[Python-Dev] towards a stricter definition of sys.executable (original) (raw)

Thomas Heller theller at python.net
Thu Mar 16 17:35:11 CET 2006


Fredrik Lundh wrote:

the definition of sys.executable is a bit unclear, something that has led to incompatible use in deployed code.

the docstring for sys.executable says "pathname of this Python interpreter", which can be interpreted as either a) sys.executable points to the executable that was used to load the Python interpreter library/dll. this use is supported by the docstring and the implementation, and is quite common in the wild. an application using this interpretation may - call sys.executable to run another instance of itself - extract data from resources embedded in (or attached to) sys.executable - locate configuration data etc via os.path.dirname(sys.executable) etc. or b) sys.executable points to a standard Python interpreter executable of the same version, and having the same library, as the currently running interpreter instance. this use is supported by more strict interpretation of the word "interpreter" (as an executable, rather than an implementation DLL), and is quite common in the wild. an application using this interpretation may - call sys.executable to run a Python script in the same environment as itself. etc. or c) sys.executable points to the file containing the actual ("this") interpreter. I haven't seen any code that assumes this, probably because no implementation uses this interpretation... for programs that are invoked via the standard interpreter, case (a) and (b) are of course identical.

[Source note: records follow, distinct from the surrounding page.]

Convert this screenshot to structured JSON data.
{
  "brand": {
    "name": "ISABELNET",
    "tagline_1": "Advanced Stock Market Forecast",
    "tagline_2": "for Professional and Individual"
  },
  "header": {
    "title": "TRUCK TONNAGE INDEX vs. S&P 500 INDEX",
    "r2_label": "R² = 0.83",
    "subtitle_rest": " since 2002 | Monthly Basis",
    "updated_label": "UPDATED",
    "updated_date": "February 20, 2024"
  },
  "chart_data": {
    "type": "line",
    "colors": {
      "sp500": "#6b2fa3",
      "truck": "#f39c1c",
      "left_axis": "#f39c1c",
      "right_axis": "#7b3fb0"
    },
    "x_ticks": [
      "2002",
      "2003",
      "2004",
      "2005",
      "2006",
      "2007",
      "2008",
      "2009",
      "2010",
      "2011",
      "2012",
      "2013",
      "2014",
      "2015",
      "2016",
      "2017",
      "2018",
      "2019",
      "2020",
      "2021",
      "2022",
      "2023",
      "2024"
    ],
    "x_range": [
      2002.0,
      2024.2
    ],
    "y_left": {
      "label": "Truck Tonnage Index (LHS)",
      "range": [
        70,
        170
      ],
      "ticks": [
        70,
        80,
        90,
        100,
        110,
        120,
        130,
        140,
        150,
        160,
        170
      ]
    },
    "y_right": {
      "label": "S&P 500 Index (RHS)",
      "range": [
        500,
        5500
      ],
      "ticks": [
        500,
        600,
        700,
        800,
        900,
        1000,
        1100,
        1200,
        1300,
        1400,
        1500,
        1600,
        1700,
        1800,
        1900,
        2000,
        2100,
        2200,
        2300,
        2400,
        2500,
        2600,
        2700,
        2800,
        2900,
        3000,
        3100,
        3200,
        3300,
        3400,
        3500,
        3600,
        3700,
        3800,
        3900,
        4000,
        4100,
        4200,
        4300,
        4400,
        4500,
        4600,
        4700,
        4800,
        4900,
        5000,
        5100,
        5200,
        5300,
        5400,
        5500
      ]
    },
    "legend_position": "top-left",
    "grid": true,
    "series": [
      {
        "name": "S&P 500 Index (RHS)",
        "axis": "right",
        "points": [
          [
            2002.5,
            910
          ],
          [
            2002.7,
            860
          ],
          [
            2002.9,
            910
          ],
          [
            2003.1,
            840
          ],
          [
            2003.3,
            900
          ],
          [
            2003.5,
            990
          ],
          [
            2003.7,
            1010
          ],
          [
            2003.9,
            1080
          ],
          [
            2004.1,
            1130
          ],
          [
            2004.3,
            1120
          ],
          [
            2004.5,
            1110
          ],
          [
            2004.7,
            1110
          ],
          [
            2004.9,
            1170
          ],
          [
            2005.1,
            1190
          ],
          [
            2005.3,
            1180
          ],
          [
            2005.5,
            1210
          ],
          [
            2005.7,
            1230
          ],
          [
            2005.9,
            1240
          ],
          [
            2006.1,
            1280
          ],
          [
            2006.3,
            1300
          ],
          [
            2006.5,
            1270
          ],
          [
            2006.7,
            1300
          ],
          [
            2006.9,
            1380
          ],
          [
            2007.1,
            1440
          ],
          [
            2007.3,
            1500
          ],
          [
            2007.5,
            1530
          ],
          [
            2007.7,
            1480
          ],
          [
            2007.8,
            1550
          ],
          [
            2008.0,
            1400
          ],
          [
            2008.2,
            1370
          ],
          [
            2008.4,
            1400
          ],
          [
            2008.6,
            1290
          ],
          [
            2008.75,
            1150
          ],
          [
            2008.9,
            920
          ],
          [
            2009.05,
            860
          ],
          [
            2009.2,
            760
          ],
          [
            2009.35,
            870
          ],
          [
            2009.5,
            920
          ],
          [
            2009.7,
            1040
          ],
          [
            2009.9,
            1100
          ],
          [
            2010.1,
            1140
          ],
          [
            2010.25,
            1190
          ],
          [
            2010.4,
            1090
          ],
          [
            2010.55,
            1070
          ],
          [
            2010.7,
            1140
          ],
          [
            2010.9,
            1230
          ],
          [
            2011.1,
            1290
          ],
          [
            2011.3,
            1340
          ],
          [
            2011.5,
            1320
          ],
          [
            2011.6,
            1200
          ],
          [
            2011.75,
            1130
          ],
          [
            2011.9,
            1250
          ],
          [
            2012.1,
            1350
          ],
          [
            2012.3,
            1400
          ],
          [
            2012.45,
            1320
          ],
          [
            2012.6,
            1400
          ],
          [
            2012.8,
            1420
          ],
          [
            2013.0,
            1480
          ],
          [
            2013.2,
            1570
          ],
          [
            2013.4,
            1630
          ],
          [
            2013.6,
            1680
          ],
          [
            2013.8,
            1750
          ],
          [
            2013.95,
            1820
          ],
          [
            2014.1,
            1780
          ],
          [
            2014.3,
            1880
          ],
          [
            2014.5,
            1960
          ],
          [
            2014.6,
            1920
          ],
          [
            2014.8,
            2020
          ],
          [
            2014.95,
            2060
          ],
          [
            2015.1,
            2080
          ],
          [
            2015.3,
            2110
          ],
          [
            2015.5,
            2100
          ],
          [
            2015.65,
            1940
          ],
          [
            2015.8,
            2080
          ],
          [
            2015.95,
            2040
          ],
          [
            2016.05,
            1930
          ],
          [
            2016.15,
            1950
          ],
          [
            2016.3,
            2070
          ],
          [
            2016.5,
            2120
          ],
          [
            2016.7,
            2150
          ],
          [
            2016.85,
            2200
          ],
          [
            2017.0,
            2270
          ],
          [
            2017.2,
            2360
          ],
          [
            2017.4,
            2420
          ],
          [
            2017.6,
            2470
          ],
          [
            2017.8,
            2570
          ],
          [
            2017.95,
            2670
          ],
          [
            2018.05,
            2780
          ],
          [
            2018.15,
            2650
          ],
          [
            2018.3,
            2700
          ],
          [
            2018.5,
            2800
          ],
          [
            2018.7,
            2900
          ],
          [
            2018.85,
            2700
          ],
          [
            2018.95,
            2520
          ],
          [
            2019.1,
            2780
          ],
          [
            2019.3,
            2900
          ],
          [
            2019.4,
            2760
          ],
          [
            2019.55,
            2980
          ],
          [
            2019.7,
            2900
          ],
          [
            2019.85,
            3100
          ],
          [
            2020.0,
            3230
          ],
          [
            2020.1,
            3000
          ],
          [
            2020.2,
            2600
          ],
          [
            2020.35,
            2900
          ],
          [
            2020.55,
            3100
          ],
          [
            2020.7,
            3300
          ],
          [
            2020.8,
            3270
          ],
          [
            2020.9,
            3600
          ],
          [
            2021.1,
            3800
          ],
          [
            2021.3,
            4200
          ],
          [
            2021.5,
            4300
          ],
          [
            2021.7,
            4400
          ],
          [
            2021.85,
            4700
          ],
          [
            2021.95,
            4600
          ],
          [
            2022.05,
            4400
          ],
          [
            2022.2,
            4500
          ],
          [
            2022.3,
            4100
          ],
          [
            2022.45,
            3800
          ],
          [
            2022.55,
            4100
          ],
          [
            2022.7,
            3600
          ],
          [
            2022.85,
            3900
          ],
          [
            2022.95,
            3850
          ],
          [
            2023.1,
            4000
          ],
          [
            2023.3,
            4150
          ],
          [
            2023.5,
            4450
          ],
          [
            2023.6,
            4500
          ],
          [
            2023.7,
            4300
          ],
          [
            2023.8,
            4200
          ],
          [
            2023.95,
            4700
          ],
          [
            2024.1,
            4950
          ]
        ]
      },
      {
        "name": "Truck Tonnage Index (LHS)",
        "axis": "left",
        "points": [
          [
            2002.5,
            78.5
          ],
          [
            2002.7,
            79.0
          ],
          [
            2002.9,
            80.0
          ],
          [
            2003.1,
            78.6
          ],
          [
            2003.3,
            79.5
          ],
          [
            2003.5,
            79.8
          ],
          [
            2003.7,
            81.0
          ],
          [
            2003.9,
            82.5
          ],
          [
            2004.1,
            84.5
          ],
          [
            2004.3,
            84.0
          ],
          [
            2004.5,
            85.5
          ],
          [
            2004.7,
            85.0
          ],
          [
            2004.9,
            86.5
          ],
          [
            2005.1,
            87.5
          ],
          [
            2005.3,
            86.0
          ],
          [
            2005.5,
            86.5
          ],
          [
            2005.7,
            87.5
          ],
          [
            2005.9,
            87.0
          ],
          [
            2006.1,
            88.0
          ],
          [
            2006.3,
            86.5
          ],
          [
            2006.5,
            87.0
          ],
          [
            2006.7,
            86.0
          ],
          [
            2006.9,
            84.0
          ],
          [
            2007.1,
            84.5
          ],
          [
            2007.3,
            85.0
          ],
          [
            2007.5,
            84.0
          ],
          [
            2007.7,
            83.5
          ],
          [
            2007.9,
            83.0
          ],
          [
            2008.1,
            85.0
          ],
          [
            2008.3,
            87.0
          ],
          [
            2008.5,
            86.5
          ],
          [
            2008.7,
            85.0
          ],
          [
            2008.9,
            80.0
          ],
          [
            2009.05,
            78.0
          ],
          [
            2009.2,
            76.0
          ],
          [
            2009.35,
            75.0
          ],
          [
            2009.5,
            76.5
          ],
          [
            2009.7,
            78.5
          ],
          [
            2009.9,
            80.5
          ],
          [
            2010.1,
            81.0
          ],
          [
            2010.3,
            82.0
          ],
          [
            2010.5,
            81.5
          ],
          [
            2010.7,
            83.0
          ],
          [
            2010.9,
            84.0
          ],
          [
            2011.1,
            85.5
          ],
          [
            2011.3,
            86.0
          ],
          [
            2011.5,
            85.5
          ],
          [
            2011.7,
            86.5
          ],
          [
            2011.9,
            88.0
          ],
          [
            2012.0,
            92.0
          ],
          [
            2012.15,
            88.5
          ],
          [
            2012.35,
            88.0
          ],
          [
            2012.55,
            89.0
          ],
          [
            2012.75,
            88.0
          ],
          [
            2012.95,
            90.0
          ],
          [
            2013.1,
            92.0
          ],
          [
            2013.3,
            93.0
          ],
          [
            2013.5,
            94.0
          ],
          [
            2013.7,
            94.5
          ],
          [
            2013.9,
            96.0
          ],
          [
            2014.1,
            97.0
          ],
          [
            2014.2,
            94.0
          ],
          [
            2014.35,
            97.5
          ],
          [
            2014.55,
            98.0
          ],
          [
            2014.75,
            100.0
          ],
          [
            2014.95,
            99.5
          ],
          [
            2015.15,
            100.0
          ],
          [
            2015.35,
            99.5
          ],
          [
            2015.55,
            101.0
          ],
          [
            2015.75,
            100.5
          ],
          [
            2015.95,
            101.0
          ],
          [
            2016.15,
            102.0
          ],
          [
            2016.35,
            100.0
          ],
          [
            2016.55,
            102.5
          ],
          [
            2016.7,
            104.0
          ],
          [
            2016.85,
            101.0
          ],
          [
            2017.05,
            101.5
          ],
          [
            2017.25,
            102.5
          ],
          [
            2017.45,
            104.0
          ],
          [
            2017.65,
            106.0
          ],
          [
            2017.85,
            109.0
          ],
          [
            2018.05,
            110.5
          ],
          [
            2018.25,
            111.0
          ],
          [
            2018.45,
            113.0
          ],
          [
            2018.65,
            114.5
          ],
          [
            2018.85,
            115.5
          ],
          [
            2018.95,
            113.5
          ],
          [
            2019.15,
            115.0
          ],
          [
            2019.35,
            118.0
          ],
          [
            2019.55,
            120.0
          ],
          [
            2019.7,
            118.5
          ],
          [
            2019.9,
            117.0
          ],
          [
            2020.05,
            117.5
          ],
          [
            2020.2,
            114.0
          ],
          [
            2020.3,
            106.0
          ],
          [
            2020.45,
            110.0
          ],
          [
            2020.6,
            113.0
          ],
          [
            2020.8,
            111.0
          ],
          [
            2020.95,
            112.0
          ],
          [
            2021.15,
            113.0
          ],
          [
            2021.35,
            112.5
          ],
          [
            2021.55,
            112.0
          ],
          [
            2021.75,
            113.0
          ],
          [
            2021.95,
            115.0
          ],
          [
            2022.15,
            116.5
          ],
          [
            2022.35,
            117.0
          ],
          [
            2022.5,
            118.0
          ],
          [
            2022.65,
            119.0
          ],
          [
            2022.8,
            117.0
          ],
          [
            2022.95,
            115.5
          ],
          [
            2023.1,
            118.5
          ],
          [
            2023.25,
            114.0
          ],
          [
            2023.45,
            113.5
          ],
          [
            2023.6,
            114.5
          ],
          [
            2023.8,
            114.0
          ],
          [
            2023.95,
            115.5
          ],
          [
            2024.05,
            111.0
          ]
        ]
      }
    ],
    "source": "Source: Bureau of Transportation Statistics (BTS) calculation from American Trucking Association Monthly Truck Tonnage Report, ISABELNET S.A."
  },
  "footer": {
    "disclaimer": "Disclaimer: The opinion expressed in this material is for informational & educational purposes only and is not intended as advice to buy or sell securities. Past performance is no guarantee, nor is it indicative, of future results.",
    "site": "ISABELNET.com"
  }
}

py2exe used the a) interpretation. It uses sys.executable to find the exe that is currently running, for registration of COM servers, and for finding resources in the exe: the manifest file that's needed for GUI applications on WindowsXP to give the native XP look and feel, icons, typelibs, and more.

the problem is when the interpreter library is embedded in some other application; should sys.executable be set to the actual EXE used to start the program, or to something else ? if it's set to something else, how can that application do the things that's described under (a) ?

The use case for b) 'call sys.executable to run a Python script' makes no sense for a py2exe'd application.